消費税の大半は、法人税減税・減収補てんに消えている 

消費税導入後22年間で、消費税の税収は総額で224兆円になる。同期間の法人税の減収は208兆円に上る。消費税は、「社会保障のため」という名目で導入・増税されてきたが、実態は法人税減税・減収分の補てんにすべてぶち込まれた。

8%への消費税増税の際にも、すべて社会保障のためという触れ込みだったが、社会保障に回されたのは、増税分の1/5に過ぎない。社会保障の削減が進んでいる。

法人税減税は、企業の競争力を高め、設備投資ひいては被雇用者の給与を引き上げることにつながるという論理であった。が、この論理は、実際上否定されている。もともと様々な控除により、実際の法人税は名目上の税額よりも8%分程度低い。これは、決して国際的にみて高いとは言えない。実際、法人税減税が繰り返されてきたが、それによって企業競争力が高まったという話は聞こえてこない。実質賃金は右肩下がりに下がり続けている。設備投資が増えているということもない。
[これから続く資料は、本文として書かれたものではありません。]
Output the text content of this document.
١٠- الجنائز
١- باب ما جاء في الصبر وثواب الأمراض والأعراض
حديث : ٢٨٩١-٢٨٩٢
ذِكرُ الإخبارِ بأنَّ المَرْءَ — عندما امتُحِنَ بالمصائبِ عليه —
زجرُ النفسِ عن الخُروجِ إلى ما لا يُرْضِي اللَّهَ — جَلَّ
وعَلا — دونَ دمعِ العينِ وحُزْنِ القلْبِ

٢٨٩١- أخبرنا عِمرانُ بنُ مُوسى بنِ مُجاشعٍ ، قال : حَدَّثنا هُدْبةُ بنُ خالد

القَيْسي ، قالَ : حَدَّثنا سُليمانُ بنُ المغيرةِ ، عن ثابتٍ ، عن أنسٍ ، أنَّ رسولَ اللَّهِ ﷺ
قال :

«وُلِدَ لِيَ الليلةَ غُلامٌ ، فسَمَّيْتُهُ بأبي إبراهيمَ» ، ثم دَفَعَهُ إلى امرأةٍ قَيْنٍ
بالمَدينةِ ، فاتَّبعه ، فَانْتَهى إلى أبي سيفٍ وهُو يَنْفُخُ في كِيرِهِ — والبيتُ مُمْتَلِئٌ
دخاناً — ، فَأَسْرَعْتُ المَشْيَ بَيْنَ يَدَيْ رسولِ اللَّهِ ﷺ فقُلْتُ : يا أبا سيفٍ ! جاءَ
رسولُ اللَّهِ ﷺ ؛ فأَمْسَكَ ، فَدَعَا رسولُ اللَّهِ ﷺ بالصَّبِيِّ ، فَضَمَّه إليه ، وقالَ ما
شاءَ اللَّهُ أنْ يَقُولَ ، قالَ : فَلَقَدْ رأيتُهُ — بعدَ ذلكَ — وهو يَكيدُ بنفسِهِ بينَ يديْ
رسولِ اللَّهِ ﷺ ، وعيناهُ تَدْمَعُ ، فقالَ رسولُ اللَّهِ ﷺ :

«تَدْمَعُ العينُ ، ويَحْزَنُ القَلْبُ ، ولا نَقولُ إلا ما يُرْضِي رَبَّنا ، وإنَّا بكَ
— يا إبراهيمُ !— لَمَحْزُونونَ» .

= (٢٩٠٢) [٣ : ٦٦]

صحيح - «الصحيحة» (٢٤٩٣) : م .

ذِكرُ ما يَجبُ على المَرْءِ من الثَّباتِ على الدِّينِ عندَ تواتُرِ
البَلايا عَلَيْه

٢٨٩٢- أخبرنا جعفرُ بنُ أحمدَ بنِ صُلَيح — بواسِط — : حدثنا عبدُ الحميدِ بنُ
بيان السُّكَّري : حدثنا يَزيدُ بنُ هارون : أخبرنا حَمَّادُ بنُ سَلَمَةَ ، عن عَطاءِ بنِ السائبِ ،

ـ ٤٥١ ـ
今回の法人税減税では、外形標準課税を引き上げる等の方策で、法人税の総額はあまり減らない・・・ということは、法人税減税の恩恵を受けるのが、大きな利益を挙げている一部の大企業だけとなり、中小企業にとっては、むしろ厳しい結果になっている。

何故ここまでして法人税減税を、経済界が強く要望し、それに政府が応え続けるのか。企業、特に大企業にさらに利益を上乗せさせるためだ。企業には、グローバルスタンダードという名の米国大企業にとって有利な会計基準を導入された。それによって、内部留保をため込み、株価を持ち上げ株主への配当を増やす(我が国の名だたる大企業の多くが、すでに株主が3割を超える外資企業になっている)こと、企業買収のリスクを下げることが企業経営者の主眼目となっている。

従って、労働条件を低下させ、非正規雇用を増やし、被雇用者給与を下げることは、企業経営者にとって必然の行動になる。政府が、給与を上げろというのは、パフォーマンスに過ぎないわけだ。労働法制を改悪し、非正規雇用をさらに拡大させ、ホワイトエグゼンプション制度により時間外労働賃金の支払いを抑える、ないしなしにすることが、企業経営者の正しい判断となる。政府は、パフォーマンスで賃上げ要請をしつつ、こうした企業経営者の判断に沿うような労働行政、税制の改悪に勤しむことになる。

その結果、我が国の景気を左右する内需は低迷を続ける。社会保障はぼろぼろとなり、国民は経済的に貧困に陥る。蛸が自分の足を食って生活するような国の状況になっている。

という歴然とした事実を、マスコミは報じない。